Carjacking by CD? Researcher Shows How a Spiked Song Can Be Used to Hack a Car
As smart cars join the ever-expanding world of the Internet of Things, a number of studies have shown how this emerging technology is vulnerable to a number of risks. Recently, San Diego-based researcher Stephen Savage discovered a flaw in a smart car’s operating system that allows it to be carjacked by playing a song on its CD player.
“Basically, give me 18 seconds of playtime and we can insert the attack code,” the professor of Computer Sciences and head researcher of the University of California, San Diego shared in his talk to the Usenix Enigma conference in San Francisco. Savage furthered that cars today utilize a combination of various third-party and OEM software that turns a car vulnerable to compromise. This means that some operating systems used in a vehicle are not as secured as the others, thus making it a feasible area for compromise—in this case, the entertainment system.
Through this, the research team gained full control of a smart car simply by playing a malware-laced .WMA track from a CD inside the car. He stressed that most cars available now are employing a government-mandated OBD-II port that makes it easier to study and know the security system of a car. For Savage, a simple firewall would not remedy this gaping security hole given the variety of operating systems that each car use.

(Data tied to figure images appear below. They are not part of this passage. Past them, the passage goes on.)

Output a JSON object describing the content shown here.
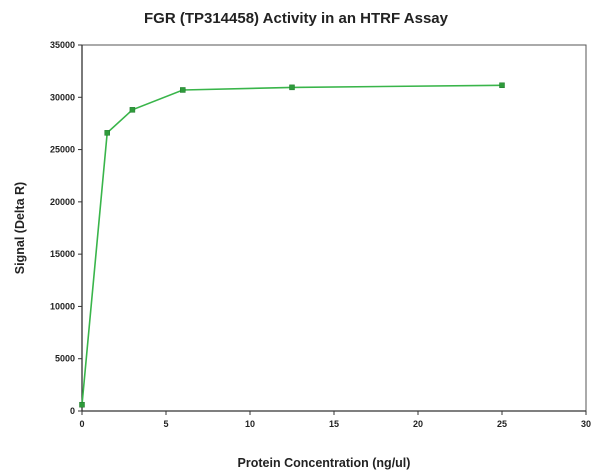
{
  "chart_data": {
    "type": "line",
    "title": "FGR (TP314458) Activity in an HTRF Assay",
    "xlabel": "Protein Concentration (ng/ul)",
    "ylabel": "Signal (Delta R)",
    "xlim": [
      0,
      30
    ],
    "ylim": [
      0,
      35000
    ],
    "x_ticks": [
      "0",
      "5",
      "10",
      "15",
      "20",
      "25",
      "30"
    ],
    "y_ticks": [
      "0",
      "5000",
      "10000",
      "15000",
      "20000",
      "25000",
      "30000",
      "35000"
    ],
    "x_tick_values": [
      0,
      5,
      10,
      15,
      20,
      25,
      30
    ],
    "y_tick_values": [
      0,
      5000,
      10000,
      15000,
      20000,
      25000,
      30000,
      35000
    ],
    "grid": false,
    "legend": "none",
    "series": [
      {
        "color": "#39b54a",
        "marker_color": "#2e9b3b",
        "marker": "square",
        "points": [
          {
            "x": 0,
            "y": 600
          },
          {
            "x": 1.5,
            "y": 26600
          },
          {
            "x": 3,
            "y": 28800
          },
          {
            "x": 6,
            "y": 30700
          },
          {
            "x": 12.5,
            "y": 30950
          },
          {
            "x": 25,
            "y": 31150
          }
        ]
      }
    ]
  }
}
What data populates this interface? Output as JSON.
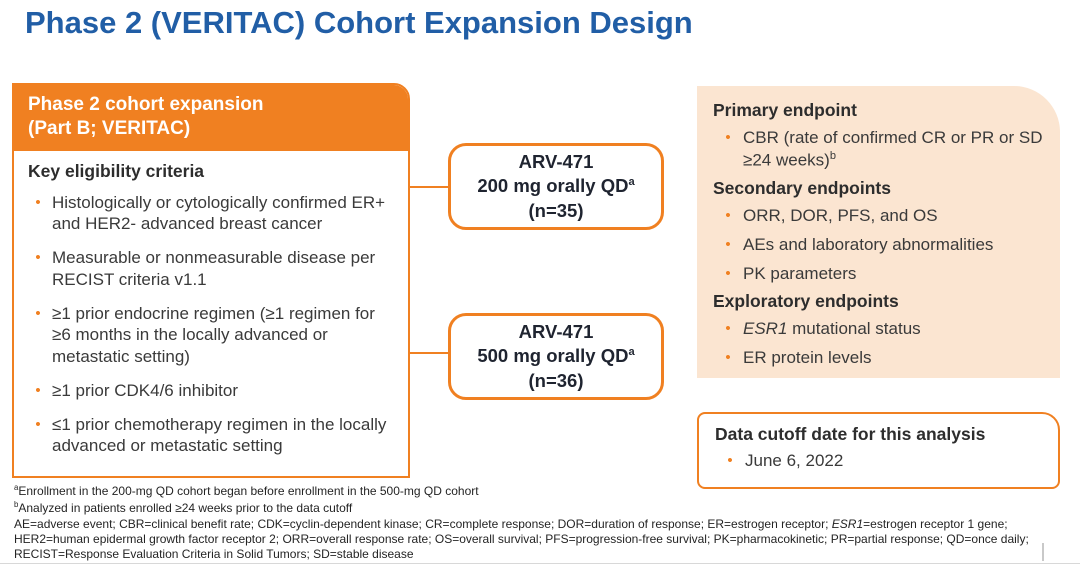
{
  "title": "Phase 2 (VERITAC) Cohort Expansion Design",
  "colors": {
    "accent_orange": "#F08021",
    "title_blue": "#215EA6",
    "panel_peach": "#FBE5D1"
  },
  "left_panel": {
    "header_line1": "Phase 2 cohort expansion",
    "header_line2": "(Part B; VERITAC)",
    "subheading": "Key eligibility criteria",
    "bullets": [
      "Histologically or cytologically confirmed ER+ and HER2- advanced breast cancer",
      "Measurable or nonmeasurable disease per RECIST criteria v1.1",
      "≥1 prior endocrine regimen (≥1 regimen for ≥6 months in the locally advanced or metastatic setting)",
      "≥1 prior CDK4/6 inhibitor",
      "≤1 prior chemotherapy regimen in the locally advanced or metastatic setting"
    ]
  },
  "arms": [
    {
      "drug": "ARV-471",
      "dose": "200 mg orally QD",
      "dose_sup": "a",
      "n": "(n=35)"
    },
    {
      "drug": "ARV-471",
      "dose": "500 mg orally QD",
      "dose_sup": "a",
      "n": "(n=36)"
    }
  ],
  "endpoints_panel": {
    "primary_heading": "Primary endpoint",
    "primary_bullet_text": "CBR (rate of confirmed CR or PR or SD ≥24 weeks)",
    "primary_bullet_sup": "b",
    "secondary_heading": "Secondary endpoints",
    "secondary_bullets": [
      "ORR, DOR, PFS, and OS",
      "AEs and laboratory abnormalities",
      "PK parameters"
    ],
    "exploratory_heading": "Exploratory endpoints",
    "exploratory_bullet1_italic": "ESR1",
    "exploratory_bullet1_rest": " mutational status",
    "exploratory_bullet2": "ER protein levels"
  },
  "cutoff_box": {
    "heading": "Data cutoff date for this analysis",
    "bullet": "June 6, 2022"
  },
  "footnotes": {
    "a_sup": "a",
    "a_text": "Enrollment in the 200-mg QD cohort began before enrollment in the 500-mg QD cohort",
    "b_sup": "b",
    "b_text": "Analyzed in patients enrolled ≥24 weeks prior to the data cutoff",
    "abbr_part1": "AE=adverse event; CBR=clinical benefit rate; CDK=cyclin-dependent kinase; CR=complete response; DOR=duration of response; ER=estrogen receptor; ",
    "abbr_italic": "ESR1",
    "abbr_part2": "=estrogen receptor 1 gene; HER2=human epidermal growth factor receptor 2; ORR=overall response rate; OS=overall survival; PFS=progression-free survival; PK=pharmacokinetic; PR=partial response; QD=once daily; RECIST=Response Evaluation Criteria in Solid Tumors; SD=stable disease"
  }
}
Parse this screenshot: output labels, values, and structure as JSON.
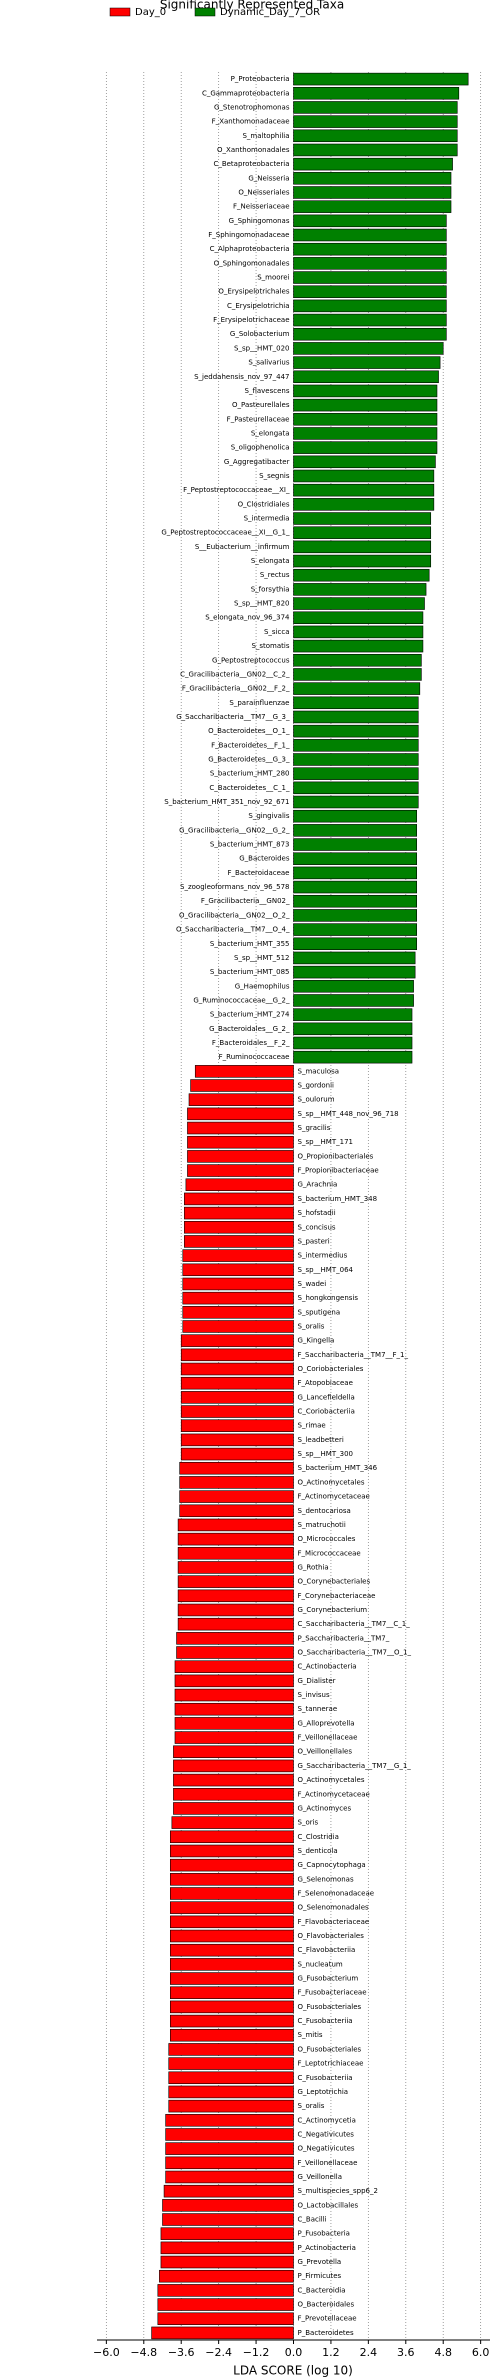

This isn’t the first time that the topic of automobiles as a new frontier in hacking and cybersecurity has surfaced, causing concern not only among consumers, but also for manufacturers. In 2015 alone, researchers have shown several security gaps that ultimately equate to dire consequences, be it from vulnerabilities that allowed the vehicle to be remotely controlled, or remotely unlocking doors that could allow the car to be stolen.
A car-jacking stunt demonstrated by two researchers Chris Valasek and Charlie Miller using 3G connectivity on a new Jeep Cherokee resulted in the recall of 1.4 million vehicles. Following the experiment, researchers also pointed out an exploit that could take over a vehicle’s brakes, among other critical systems.
Senior Threat Researcher Rainier Link noted on the role played by car manufacturers on ensuring the safety of smart cars, “From the manufacturer’s perspective, they might have a lot of knowledge on building cars but they may lack a little bit of knowledge on IT security because it’s new to them.”